L'Etat français responsable du retrait de FCA ?



Lanterne rouge du CAC 40, l'action du constructeur automobile Renault perd près de 6% à la Bourse de Paris après que son concurrent italien Fiat Chrysler Automobiles (FCA ; dont le titre est en hausse de 0,7% à Milan) a retiré le projet de fusion présenté le 27 mai. FCA semble tenir l'Etat français pour responsable. Mais l'affaire est-elle si simple ?

"FCA reste fermement convaincue que la proposition a été largement appréciée depuis sa présentation. (...). Cependant, il est devenu clair que les conditions politiques en France n'existent pas actuellement pour qu'une telle opération se poursuive avec succès", a déclaré ce matin John Elkann, patron du groupe italien dont la famille Agnelli détient près de 30% du capital. En clair, c'est l'Etat français, détenteur de 15% de Renault et de près de 30% des droits de vote, qui est mis en cause par FCA. Et non Nissan, qui n'est évoqué que dans les remerciements à la fin du communiqué.

Renault avait auparavant indiqué, peu après minuit, que son conseil d'administration "n'a pas été en mesure de prendre une décision en raison du souhait exprimé par les représentants de l'Etat français de reporter le vote à un conseil ultérieur". Renault n'a donc pu se prononcer sur le "projet FCA". En effet, le ministère de l'Economie et des finances a souhaité un délai, estimant qu'il "restait à obtenir un soutien explicite de Nissan", indique un communiqué signé Bruno Le Maire. Et Bercy de prendre ensuite acte de la décision "express" de FCA.

Le poids lourd Nissan, qui comme l'Etat français détient 15% de Renault, et qui est détenu par Renault à plus de 40%, n'a pas encore réagi à la décision de FCA. Mais le 3 juin dernier, le directeur général du groupe japonais, Hiroto Saikawa, n'avait pas caché sa réserve. Il avait déclaré que le projet de FCA "modifierait considérablement la structure du partenaire qu'est Renault. Il serait alors nécessaire de réviser fondamentalement la nature de la relation entre Nissan et Renault". Or l'Alliance Renault-Nissan-Mitsubishi est centrale pour le groupe au losange, et la réformer, surtout dans le contexte actuel, ne peut que prendre du temps.
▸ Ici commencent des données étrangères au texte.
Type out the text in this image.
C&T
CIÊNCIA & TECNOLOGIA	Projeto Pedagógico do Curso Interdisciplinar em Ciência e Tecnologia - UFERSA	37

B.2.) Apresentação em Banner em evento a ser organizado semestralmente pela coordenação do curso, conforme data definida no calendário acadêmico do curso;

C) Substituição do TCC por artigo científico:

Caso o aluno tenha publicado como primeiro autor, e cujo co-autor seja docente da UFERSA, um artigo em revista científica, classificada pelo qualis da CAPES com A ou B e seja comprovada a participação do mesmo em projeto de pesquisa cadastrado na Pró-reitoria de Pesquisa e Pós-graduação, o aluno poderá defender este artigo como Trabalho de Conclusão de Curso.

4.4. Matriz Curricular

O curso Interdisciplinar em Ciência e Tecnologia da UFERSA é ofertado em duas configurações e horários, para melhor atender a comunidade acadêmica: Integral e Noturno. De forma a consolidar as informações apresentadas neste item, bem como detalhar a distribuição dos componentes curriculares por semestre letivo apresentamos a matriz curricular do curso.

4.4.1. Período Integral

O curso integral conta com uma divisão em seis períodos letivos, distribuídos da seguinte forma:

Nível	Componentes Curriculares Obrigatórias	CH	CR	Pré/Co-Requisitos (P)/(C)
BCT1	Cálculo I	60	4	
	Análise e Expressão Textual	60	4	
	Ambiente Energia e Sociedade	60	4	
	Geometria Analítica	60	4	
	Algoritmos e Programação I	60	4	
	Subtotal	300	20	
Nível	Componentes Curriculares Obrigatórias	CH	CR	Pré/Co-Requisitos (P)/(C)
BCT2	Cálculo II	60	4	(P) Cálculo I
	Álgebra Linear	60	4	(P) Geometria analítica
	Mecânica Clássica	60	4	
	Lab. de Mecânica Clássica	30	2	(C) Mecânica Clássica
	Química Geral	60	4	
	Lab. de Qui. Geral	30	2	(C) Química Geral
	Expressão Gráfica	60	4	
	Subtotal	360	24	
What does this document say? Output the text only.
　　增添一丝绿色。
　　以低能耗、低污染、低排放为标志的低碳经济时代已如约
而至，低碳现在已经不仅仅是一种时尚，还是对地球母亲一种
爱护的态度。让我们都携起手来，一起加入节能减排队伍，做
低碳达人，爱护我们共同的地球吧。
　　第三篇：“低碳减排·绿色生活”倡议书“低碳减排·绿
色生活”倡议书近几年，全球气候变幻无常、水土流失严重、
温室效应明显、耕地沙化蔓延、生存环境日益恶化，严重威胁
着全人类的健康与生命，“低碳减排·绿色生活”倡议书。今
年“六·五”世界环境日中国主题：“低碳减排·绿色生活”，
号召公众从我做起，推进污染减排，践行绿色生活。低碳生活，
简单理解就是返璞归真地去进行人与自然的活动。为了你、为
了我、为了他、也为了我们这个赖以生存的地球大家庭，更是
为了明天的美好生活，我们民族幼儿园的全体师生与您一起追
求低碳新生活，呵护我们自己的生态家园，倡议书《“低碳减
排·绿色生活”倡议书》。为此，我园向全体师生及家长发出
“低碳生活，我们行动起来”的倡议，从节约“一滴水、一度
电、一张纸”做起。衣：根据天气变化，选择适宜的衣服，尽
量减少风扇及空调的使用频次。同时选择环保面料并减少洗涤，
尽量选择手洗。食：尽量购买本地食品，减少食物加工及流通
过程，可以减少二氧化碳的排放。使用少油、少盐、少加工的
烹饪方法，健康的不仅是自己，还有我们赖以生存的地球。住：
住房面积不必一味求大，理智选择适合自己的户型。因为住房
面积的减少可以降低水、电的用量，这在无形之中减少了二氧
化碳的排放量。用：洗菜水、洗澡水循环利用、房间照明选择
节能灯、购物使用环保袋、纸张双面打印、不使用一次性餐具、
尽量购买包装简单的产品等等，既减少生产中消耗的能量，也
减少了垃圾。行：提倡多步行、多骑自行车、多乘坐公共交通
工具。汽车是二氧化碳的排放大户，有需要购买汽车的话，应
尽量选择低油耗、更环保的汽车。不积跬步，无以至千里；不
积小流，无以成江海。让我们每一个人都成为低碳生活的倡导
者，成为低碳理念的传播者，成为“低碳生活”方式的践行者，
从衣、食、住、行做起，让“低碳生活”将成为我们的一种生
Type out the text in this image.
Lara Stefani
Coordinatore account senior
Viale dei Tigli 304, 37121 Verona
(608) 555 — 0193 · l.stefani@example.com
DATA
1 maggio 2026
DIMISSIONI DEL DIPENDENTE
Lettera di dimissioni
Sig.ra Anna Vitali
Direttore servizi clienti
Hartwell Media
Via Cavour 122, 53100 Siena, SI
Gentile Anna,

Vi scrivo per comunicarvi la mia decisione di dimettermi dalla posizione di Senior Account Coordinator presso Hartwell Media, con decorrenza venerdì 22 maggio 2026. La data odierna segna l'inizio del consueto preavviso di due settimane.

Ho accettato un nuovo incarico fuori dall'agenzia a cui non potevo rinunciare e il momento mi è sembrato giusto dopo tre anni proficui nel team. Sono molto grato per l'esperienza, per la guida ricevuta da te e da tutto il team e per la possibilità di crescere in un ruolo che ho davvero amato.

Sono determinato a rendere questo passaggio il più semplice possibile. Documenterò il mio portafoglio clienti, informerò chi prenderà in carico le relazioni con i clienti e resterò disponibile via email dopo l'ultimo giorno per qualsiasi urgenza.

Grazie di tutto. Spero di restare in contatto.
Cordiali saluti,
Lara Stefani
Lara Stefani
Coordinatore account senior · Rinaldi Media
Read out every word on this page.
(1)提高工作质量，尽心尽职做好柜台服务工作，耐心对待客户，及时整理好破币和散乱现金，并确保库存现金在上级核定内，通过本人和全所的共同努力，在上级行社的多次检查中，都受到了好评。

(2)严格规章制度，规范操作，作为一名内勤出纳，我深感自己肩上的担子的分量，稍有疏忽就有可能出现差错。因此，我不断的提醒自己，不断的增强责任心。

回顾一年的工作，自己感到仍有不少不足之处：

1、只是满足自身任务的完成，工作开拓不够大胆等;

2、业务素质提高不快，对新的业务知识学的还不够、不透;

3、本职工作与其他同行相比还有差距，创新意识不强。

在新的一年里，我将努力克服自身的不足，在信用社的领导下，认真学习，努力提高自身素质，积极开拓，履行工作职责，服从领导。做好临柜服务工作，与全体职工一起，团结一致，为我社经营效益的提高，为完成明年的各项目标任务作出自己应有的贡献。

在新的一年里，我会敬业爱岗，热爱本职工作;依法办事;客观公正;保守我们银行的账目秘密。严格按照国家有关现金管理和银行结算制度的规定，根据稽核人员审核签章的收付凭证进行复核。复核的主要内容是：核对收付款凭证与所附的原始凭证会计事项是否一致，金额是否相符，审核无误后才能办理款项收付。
Chez Aurel BGC, on se veut plus prudent à ce sujet : "Nul doute que le dirigisme économique à la française sera encore montré du doigt, peut-être à juste titre, mais mieux vaut se garder de jugements trop définitifs à ce stade", nuancent les spécialistes. "Il semblerait que Nissan était opposé à cette fusion dans l'immédiat, ce qui aurait peut-être menacé l'Alliance. Bruno Le Maire aurait d'ailleurs souhaité la tenue d'un nouveau conseil d'administration le 11 juin après son déplacement au Japon prévu en fin de semaine", ajoute Aurel BGC.

Mais FCA, qui se dit toujours convaincu par son projet de fusion, n'a pas voulu entendre parler du délai demandé par Paris et s'est immédiatement retiré. "L'empressement de FCA (...) peut effectivement surprendre", ajoute Aurel BGC. Et les analystes de conclure : "le retrait de l'offre de FCA fait tomber les deux constructeurs dans un vide stratégique".